The effectiveness of external CD support is contingent on local demand for CD and a willingness to drive the process. This places an emphasis on gauging change readiness and taking account of context. A governance approach can help understand political aspects of sector capacity development including patterns of ownership, as well as the drivers of and impediments to change.

  • Sector stakeholders need to assume ownership and exercise leadership of CD. For sector leaders, this means determining the commitment to change among stakeholders and identifying key CD priorities in both the short and medium term. It also means putting in place appropriate processes of change management.
  • For donors, it means investing adequate time in dialogue and engagement with sector stakeholders in order to understand the scope and level of ambition of possible CD support.   Donors need to be more aware of the political context of change and to adapt approaches to sector CD work according to context, especially in fragile contexts were pre-conditions are less likely to be in place.  This includes setting realistic timelines for achieving CD results that do not undermine national leadership and commitment to change.

Implementation of aid effectiveness principles can help promote sector capacity, especially in aid dependent countries.  It can reduce many of the distortionary effects of fragmented aid that undermine capacity, while the focus on working through country systems, places greater demand on local systems to perform. 

  • Sector stakeholders need to “localize” the aid effectiveness agenda to the context of their specific sector. This includes taking actions to address systemic constraints that will encourage donors to align their support behind sector strategies and systems.  Sector stakeholders themselves need to drive the demand for sector performance and system reform.
  • For their part donors should work with sector partners to address the main bottlenecks to the use of country systems as well as avoid practices that can undermine domestic capacity. Strengthening country systems should take account not only of up-stream public administration functions but equally critical down-stream or front-line service delivery processes.

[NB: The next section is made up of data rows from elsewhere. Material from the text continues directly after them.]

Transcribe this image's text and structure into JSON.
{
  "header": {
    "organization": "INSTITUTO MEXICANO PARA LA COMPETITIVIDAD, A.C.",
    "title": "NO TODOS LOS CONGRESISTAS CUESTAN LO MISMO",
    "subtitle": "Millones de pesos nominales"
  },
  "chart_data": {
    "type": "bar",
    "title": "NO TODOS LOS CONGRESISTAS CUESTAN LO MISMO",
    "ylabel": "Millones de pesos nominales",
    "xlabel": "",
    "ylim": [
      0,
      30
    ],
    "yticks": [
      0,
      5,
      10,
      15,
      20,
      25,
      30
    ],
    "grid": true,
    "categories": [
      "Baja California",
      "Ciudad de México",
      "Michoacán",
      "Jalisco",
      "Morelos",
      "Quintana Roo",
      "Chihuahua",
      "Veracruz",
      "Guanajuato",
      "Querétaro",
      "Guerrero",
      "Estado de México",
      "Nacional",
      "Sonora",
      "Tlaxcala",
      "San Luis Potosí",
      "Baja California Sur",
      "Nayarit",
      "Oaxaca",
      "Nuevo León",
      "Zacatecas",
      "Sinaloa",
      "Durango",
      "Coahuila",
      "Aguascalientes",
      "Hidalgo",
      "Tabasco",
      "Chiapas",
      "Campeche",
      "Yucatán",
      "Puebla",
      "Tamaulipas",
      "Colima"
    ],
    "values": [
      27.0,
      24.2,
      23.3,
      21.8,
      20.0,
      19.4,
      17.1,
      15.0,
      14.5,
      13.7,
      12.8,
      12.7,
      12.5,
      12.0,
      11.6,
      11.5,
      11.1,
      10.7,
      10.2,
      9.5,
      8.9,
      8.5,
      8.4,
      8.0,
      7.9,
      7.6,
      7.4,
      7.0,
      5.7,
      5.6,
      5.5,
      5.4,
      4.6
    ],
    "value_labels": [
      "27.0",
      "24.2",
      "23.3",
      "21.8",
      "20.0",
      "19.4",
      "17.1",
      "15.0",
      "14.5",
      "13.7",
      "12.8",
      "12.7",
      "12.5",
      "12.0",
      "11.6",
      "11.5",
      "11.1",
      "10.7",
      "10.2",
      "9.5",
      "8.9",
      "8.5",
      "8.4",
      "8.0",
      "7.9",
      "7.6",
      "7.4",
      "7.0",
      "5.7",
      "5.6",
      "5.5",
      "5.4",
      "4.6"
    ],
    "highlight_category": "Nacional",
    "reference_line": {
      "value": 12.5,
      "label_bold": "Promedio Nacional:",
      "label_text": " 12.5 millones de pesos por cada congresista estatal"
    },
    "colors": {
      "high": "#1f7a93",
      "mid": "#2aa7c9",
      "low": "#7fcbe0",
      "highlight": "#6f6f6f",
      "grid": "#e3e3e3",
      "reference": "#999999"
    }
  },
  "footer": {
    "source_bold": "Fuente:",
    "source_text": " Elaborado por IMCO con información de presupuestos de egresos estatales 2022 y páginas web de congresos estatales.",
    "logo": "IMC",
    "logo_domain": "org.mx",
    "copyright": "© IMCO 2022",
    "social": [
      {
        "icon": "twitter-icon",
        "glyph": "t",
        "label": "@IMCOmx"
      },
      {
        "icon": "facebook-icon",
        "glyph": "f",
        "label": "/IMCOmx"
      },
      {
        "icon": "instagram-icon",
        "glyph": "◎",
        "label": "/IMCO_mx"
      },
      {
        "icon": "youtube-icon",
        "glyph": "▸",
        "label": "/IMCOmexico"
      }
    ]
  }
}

The Aid Effectiveness agenda creates an imperative to harmonise and align external CD support – in practice, this tends to lag behind that of financial aid, and much TC continues to be donor-managed

  • Sector managers need to exercise practical ownership of their CD strategy and to seek opportunities to increase their management and oversight of external TC. This can range from demonstrating clear leadership for sector CD, through to active participation in the recruitment and supervision of TA personnel and related resources.
  • Donors should not provide TC outside the framework of a sector CD strategy, and should harmonise their support with other providers. Common monitoring frameworks help to focus on collective efforts at enhancing sector capacity and should be based on the principle of mutual accountability.